Above we have the fully functional code for getting the result which we want to extract.

So, we have main in which all major things are happening. Let's walk through the code. First, we are looping to the length of usernames then we are making a session. So, we will make a unique session for every username.

Why we are making a new session here?

So, the answer for this is that if you log in a new user every time then the browser will create a new session for every user every time so we are trying to do this. Then we are requesting to get a response so that we can extract csrf_token.

In get_response we have new parameter called timeout. You can read it Here.
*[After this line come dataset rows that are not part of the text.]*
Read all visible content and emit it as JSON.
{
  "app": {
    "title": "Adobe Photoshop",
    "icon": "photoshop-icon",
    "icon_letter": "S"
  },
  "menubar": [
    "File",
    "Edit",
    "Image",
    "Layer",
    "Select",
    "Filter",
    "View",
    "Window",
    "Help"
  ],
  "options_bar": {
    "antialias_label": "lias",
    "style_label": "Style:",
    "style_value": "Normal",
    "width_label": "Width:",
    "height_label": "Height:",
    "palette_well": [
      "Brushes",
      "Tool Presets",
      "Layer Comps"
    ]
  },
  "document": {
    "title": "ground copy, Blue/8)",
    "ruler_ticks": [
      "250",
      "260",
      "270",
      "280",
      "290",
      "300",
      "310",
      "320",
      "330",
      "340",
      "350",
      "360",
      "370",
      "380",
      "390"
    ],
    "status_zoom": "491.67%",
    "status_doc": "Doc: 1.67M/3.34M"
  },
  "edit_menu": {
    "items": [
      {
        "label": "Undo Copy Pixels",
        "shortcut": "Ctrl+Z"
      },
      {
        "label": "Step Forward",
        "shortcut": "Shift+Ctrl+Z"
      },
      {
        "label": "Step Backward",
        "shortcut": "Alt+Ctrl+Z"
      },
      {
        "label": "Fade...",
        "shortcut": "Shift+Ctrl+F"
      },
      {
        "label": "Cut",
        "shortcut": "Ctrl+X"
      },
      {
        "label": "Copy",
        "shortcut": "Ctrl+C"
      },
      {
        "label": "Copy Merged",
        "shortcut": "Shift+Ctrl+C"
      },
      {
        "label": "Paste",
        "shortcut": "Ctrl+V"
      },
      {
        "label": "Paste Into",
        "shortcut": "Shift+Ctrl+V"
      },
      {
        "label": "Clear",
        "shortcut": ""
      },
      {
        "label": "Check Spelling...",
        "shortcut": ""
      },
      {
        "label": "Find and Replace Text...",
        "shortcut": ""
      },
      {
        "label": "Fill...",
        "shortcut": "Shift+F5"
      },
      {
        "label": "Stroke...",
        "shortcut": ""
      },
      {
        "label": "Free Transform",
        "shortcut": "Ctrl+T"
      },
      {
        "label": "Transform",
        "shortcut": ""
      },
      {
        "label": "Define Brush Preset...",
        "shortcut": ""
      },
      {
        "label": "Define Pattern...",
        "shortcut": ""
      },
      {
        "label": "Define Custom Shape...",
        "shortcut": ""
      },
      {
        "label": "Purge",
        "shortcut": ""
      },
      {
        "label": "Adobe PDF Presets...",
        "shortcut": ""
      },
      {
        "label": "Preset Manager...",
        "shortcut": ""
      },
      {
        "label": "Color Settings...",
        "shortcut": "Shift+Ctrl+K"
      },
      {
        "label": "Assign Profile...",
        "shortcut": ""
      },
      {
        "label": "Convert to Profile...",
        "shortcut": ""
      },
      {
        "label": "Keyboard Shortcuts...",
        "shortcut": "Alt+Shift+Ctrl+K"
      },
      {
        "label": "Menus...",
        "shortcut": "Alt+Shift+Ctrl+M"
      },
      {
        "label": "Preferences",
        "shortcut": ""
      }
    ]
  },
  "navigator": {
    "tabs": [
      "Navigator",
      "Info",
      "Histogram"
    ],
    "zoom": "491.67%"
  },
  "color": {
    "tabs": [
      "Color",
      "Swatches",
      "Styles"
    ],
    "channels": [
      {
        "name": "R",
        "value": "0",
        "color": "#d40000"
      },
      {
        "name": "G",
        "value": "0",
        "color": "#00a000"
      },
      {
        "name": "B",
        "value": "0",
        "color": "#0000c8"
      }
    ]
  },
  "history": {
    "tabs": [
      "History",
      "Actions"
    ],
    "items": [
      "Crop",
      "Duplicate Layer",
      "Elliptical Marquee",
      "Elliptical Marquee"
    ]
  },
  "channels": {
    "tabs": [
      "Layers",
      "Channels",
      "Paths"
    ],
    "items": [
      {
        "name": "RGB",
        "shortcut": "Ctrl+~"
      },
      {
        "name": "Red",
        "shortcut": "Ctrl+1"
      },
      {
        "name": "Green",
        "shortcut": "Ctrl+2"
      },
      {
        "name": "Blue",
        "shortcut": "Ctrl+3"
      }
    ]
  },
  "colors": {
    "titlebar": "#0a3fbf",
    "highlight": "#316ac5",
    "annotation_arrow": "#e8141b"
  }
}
After extracting csrf_token we made a login request. After login to the website, we extracted the user detail URL from its response. Then we made a last request so that we can extract all the things which we want to extract from the website.

At last, we have attached the details in result dict which key is username and value is ans_dict. After this time.sleep is used so that we don't have that frequent requests in real scenarios it will take some time to do all these things. You can use this after every request for real-world problems but for now, it's ok.

You can run this file to test this code. Here's the file.

End Notes

Here we have learned more advanced concepts about the requests library and see how useful it is for scraping and extracting the data.